Since this case is the first of its kind, it is difficult to predict which test the CCI will adopt in determining JCB's conduct. However, it can be presumed that the intentions and knowledge of JCB officials at the time of filing the suit before the Delhi High Court will be the focal point of investigation. Equally important will be the manner in which the design registrations were procured from the Patents and Designs Office.
It will also be interesting to see whether the CCI investigates the manner in which the Delhi High Court's orders were enforced by JCB, especially the Anton Piller order.

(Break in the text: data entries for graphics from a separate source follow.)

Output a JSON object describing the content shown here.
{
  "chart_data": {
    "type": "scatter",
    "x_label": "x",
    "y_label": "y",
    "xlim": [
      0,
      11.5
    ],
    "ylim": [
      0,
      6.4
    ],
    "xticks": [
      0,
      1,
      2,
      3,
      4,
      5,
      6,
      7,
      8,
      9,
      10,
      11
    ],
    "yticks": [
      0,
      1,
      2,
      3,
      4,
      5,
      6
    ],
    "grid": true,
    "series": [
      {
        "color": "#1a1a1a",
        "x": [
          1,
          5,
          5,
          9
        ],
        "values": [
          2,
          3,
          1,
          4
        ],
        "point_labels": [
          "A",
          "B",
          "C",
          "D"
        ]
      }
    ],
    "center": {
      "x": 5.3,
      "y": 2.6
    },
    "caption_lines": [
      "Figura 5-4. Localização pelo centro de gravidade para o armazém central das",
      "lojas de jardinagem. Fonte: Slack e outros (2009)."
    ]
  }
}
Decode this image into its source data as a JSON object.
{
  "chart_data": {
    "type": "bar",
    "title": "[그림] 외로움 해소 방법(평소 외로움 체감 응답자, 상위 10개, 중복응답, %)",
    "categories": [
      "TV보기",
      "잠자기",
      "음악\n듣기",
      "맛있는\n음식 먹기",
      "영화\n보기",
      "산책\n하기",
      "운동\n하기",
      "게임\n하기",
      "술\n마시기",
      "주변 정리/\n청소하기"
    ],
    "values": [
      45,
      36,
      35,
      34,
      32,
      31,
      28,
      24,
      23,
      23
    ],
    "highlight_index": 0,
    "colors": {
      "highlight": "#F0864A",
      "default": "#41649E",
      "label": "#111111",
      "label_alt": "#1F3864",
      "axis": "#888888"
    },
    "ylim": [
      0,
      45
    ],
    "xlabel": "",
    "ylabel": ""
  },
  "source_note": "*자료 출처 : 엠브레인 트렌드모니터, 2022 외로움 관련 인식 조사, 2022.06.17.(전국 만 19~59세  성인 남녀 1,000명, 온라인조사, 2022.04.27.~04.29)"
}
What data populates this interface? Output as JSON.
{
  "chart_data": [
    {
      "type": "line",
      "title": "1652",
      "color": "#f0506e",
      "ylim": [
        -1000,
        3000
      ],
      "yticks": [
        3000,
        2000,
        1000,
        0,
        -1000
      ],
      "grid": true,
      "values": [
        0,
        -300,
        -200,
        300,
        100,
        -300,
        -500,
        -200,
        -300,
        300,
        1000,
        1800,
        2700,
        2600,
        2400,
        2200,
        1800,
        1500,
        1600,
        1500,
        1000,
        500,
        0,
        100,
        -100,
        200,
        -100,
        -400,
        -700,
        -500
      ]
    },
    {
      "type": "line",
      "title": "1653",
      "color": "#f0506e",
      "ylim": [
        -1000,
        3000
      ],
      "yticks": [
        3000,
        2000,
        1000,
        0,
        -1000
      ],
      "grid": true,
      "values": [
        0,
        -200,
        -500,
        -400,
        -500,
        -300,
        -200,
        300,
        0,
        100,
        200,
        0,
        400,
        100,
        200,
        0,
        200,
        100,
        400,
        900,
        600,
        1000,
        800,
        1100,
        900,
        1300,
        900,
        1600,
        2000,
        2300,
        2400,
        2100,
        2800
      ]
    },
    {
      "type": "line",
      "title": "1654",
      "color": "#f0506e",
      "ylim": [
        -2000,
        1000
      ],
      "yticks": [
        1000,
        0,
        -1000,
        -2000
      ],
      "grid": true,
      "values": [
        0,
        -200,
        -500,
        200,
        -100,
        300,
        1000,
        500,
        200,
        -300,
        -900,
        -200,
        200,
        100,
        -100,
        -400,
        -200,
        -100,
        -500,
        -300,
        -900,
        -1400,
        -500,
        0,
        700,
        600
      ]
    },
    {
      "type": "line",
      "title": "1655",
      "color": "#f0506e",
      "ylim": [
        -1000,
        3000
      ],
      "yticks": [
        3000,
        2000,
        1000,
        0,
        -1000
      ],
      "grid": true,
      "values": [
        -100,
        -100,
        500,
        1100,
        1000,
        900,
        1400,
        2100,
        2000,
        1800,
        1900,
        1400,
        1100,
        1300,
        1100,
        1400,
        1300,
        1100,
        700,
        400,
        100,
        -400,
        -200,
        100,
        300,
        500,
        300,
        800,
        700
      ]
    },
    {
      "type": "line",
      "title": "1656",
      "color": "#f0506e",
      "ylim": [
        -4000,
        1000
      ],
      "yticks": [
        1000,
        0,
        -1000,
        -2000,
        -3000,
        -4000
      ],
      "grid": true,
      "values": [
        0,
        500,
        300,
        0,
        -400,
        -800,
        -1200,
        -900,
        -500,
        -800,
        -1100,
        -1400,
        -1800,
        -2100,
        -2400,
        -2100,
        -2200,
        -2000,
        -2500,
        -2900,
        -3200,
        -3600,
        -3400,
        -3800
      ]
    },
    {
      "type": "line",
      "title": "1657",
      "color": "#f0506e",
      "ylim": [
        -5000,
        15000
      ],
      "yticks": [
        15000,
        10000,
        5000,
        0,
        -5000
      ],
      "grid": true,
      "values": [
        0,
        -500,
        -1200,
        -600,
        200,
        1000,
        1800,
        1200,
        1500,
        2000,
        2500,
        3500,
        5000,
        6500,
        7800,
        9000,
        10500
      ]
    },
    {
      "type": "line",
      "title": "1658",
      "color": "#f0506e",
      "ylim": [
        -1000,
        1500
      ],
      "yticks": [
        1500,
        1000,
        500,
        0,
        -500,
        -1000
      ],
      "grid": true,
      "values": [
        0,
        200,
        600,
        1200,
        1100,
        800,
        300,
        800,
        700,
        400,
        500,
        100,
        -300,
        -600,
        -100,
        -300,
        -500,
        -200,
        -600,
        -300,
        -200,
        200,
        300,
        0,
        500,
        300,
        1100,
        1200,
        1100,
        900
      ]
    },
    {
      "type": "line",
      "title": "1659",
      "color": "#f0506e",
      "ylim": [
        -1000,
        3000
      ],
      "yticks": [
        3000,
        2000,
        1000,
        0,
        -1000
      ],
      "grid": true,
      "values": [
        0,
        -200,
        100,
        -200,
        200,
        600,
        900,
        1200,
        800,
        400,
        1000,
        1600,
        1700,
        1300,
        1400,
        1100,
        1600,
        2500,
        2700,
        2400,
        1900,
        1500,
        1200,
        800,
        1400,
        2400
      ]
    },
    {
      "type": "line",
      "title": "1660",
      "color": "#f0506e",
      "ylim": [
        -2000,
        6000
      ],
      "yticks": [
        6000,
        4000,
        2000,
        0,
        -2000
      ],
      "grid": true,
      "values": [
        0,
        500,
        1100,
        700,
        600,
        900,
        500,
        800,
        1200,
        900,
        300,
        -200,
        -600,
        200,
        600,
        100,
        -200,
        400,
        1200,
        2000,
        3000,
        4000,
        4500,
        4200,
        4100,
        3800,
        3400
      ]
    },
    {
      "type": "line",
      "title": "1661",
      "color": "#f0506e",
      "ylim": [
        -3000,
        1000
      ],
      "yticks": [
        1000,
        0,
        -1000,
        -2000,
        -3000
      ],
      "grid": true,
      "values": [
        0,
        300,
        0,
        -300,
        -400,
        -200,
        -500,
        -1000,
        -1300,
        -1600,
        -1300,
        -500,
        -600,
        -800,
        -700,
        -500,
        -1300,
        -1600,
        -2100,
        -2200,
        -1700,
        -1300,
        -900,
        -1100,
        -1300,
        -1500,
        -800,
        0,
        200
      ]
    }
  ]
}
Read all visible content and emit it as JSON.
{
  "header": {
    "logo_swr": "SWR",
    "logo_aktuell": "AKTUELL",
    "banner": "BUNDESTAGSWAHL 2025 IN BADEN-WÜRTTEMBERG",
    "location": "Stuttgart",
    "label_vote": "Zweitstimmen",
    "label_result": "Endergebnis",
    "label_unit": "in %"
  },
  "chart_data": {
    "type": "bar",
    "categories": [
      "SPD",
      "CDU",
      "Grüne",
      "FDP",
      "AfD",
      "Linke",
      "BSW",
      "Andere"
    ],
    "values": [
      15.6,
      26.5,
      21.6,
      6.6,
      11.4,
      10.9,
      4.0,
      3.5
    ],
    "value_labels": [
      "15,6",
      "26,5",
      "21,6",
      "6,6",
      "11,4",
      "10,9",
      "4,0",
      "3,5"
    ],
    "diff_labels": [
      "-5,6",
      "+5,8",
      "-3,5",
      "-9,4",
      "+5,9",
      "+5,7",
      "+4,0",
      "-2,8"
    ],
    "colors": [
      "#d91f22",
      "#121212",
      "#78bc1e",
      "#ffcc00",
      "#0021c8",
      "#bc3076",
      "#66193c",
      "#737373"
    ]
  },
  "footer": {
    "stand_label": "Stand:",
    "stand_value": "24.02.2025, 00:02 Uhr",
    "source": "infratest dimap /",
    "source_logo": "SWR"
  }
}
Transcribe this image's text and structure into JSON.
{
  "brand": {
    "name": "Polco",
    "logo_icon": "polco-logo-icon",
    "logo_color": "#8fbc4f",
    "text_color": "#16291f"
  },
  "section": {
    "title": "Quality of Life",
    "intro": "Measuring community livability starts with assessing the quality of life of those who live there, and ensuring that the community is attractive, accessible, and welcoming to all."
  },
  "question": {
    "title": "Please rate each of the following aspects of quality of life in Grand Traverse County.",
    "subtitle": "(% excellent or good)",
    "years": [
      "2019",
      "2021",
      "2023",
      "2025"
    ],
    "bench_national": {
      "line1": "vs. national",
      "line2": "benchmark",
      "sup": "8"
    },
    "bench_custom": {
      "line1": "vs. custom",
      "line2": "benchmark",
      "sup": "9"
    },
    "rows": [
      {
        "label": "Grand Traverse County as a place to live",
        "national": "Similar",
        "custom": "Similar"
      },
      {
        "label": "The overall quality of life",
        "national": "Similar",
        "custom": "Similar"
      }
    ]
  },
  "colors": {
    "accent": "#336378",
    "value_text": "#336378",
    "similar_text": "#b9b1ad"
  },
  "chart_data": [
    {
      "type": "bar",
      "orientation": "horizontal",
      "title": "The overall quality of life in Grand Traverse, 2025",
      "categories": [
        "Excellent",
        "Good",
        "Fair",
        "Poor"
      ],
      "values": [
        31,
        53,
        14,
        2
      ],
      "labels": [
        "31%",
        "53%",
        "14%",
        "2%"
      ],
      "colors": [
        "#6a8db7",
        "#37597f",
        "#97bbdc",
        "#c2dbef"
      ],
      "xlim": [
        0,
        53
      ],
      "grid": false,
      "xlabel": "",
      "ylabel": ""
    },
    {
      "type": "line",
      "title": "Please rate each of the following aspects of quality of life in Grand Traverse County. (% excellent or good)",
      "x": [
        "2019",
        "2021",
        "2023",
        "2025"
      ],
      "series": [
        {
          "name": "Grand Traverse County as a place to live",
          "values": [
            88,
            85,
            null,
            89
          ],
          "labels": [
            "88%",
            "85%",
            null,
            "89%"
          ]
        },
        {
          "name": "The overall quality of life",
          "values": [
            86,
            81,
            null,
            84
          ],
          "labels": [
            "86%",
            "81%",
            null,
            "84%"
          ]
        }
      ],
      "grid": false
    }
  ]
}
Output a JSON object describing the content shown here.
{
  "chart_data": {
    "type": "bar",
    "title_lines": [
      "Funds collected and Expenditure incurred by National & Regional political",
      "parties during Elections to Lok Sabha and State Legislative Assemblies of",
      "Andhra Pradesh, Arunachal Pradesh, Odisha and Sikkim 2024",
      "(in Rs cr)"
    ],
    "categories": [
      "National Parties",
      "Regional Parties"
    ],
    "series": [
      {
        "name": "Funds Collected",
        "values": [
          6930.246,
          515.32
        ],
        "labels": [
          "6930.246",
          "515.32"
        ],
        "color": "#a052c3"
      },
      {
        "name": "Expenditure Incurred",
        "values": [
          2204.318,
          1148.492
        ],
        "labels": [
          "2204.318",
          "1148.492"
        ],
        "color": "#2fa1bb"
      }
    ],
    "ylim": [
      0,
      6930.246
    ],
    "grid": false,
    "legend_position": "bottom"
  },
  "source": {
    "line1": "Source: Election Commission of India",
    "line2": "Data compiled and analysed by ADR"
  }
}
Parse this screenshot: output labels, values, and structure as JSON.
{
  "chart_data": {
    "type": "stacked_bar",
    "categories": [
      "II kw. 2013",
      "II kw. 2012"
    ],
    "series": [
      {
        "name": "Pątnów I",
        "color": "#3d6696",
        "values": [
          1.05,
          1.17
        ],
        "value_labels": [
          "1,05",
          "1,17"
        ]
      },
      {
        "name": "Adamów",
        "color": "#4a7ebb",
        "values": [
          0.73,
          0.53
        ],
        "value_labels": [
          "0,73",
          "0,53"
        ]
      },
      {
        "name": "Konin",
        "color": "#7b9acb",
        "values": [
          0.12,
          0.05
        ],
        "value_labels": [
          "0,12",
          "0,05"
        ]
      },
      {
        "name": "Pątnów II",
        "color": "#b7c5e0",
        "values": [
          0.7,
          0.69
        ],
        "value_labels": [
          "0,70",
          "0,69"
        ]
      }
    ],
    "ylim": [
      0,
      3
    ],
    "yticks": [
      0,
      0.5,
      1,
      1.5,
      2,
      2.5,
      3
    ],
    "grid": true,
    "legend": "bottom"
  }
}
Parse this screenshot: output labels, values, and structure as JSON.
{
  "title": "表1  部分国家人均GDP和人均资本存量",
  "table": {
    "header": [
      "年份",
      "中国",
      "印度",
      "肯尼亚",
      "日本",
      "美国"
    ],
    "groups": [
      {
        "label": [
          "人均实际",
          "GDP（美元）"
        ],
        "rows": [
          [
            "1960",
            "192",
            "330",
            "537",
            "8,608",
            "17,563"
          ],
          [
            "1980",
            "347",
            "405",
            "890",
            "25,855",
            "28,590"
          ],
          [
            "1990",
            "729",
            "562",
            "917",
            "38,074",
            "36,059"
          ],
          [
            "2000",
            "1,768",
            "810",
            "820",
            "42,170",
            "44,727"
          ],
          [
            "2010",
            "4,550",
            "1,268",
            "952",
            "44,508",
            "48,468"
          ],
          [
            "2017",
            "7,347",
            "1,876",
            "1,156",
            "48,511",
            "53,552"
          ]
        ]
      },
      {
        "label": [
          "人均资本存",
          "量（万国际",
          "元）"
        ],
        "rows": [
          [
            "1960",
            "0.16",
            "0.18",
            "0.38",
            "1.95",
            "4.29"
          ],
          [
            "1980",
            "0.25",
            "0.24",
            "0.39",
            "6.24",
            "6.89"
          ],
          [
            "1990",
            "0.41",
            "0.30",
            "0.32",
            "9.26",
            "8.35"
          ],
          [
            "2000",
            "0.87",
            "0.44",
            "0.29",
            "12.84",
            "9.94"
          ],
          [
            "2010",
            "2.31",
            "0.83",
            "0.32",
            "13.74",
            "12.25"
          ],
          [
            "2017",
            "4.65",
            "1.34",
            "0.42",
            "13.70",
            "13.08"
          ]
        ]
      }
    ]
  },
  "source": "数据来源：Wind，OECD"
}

Interplay between Code of Civil Procedure and Competition Act
An interesting issue which is likely to come up during the course of the proceedings is the interplay between the Competition Act and Section 35A of the Code of Civil Procedure 1908, which provides for compensatory costs in case of false or vexatious claims or defences. As per this provision, the court hearing the vexatious litigation has jurisdiction to impose costs. The standard of proof required under this law is “knowledge” of the vexatious nature of the claim. This provision was inserted into Indian law in 1977 to deal with increasing instances of vexatious litigation taking place in Indian courts and costs were capped at a mere Rs3,000. The provision is rarely used in civil litigation in India and it is unknown whether Bull Machines requested the Delhi High Court to award it costs under Section 35A of the code.